Traditionally, the concepts of hemisphericity were applied to the processing of language and visuospatial stimuli. Today, the concept of hemisphericity has developed into a more elaborate theory that involves cortical asymmetric modulation of such diverse constructs as approach versus withdrawal behaviour, maintenance versus interruption of ongoing activity, tonic versus phasic aspects of behaviour, positive versus negative emotional valence, asymmetric control of the autonomic nervous system, and asymmetric modulation of sensory perception, cognitive, attentional, learning, and emotional processes (Davidson & Hugdahl, 1995).

The cortical hemispheres are not the only right- and left-sided structures. The thalamus, amygdala, hippocampus, caudate, basal ganglia, substantia nigra, red nucleus, the cerebellum, brainstem nuclei, and peripheral nervous system all exist as bilateral structures with the potential for asymmetric function.

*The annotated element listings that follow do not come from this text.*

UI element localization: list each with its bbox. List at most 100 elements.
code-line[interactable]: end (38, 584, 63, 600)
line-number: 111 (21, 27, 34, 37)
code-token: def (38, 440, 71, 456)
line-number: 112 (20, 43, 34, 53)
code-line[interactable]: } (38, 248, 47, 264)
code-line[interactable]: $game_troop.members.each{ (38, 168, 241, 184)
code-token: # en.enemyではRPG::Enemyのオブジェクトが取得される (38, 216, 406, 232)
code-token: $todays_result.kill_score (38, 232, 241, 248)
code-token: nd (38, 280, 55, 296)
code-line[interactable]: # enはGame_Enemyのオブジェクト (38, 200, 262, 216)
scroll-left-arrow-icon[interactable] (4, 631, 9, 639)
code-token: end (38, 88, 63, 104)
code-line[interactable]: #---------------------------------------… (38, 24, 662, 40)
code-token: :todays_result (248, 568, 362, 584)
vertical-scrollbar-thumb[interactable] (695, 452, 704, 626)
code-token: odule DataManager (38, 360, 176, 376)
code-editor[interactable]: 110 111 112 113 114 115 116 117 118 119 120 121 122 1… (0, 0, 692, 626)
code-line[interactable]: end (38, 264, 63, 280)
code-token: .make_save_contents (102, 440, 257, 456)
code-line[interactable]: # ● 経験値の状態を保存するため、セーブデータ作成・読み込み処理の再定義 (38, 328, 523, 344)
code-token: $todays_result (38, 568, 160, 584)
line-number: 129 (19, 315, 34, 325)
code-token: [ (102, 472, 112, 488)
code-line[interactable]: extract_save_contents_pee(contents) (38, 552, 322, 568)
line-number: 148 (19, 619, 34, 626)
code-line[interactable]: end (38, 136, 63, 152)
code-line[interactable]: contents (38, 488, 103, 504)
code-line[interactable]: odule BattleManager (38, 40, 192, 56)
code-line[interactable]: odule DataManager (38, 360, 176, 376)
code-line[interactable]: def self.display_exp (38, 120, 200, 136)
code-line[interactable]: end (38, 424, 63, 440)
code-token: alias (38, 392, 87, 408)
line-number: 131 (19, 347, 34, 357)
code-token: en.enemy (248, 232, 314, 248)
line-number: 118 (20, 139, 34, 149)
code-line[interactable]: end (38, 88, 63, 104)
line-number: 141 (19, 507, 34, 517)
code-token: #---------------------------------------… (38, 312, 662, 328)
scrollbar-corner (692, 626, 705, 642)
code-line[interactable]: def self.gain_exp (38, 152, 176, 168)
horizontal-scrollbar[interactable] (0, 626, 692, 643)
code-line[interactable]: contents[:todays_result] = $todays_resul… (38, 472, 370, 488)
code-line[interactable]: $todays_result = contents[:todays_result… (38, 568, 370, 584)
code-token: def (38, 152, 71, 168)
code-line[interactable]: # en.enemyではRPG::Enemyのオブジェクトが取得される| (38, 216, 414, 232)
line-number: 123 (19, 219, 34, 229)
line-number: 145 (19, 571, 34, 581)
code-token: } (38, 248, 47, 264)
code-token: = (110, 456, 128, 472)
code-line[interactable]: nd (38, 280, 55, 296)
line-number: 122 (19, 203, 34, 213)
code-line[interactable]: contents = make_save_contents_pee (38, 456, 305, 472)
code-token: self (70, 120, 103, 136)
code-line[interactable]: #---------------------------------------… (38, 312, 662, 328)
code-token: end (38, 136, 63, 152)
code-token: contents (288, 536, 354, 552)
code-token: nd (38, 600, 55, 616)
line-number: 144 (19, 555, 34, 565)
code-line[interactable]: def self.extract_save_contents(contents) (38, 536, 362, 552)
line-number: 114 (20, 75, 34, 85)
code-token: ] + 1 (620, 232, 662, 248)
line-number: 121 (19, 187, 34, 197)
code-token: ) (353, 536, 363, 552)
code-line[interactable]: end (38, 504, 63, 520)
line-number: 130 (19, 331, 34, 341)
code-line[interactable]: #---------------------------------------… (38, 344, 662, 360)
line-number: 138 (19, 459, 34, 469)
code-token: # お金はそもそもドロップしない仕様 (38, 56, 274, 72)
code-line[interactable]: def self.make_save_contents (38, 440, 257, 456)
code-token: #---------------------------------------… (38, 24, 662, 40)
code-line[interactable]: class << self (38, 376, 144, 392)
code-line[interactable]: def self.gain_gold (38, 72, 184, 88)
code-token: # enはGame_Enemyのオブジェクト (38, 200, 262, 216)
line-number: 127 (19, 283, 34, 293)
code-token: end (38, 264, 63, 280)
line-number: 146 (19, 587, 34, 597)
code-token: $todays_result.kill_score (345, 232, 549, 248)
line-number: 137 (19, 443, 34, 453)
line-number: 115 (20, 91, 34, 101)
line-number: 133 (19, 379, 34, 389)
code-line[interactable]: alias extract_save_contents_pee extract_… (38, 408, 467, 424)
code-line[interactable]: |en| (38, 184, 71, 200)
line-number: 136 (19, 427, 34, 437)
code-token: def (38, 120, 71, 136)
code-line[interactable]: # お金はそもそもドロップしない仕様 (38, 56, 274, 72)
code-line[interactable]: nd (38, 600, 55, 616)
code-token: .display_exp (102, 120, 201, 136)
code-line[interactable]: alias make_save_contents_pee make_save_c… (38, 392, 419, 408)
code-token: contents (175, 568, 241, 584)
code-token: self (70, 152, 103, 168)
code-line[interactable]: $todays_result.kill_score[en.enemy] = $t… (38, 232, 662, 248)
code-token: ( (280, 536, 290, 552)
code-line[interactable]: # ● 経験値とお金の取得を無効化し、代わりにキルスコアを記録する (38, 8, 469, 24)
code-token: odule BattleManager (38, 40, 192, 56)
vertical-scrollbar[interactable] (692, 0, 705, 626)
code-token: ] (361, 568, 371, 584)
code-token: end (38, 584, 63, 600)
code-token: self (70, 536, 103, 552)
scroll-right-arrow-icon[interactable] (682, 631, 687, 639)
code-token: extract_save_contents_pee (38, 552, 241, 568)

Hemisphericity does not relate strictly to the handedness of the patient and there is poor correlation between handedness and eyedness – another measure of hemisphere-specific dominance. Classic symptoms of decreased left hemisphericity include depression and dyslexia, while decreased right hemisphericity can present with attention deficits and behavioural disorders. A variety of brain functions have been attributed to the right or left hemisphere; see Table 9.2. Autonomic asymmetries are an important indicator of cortical asymmetry as this reflects fuel delivery to the brain and the integrity of excitatory and inhibitory influences on sympathetic and parasympathetic function. Large projections from each hemisphere project to the ipsilateral PMRF with smaller projections to the mesencephalic RF. Therefore, other signs of altered PMRF or mesencephalic CIS may indicate hemisphericity. During tests of cerebellar function, slowness of movement in a limb (rather than breakdown of reciprocal actions) will often represent a decrease in cortical function – rather than a cerebellar cause. Of course, the two problems may coexist because of diaschisis occurring in hemisphericity. Therefore, cortical hemisphericity is often dependent on the presence of a series of findings related to subcortical output, fuel delivery, cognition, mood, and behaviour.

Table 9.2 Brain functions per hemisphere

The cortex stimulates the activation of a variety of areas of the PMRF that result in the inhibition of intermediolateral (IML) neurons that are the presynaptic neurons of sympathetic function. The projections from the cortex to the PMRF are ipsilateral for the most part and thus asymmetrical inhibition patterns that can be detected clinically can develop. For example, the artery to venous ratio (A:V ratio) of retinal vessels may be different from eye to eye, indicating asymmetrical sympathetic activation. Changes in heart rate versus heart rhythm may indicate asymmetrical activation of the sympathetic or parasympathetic systems.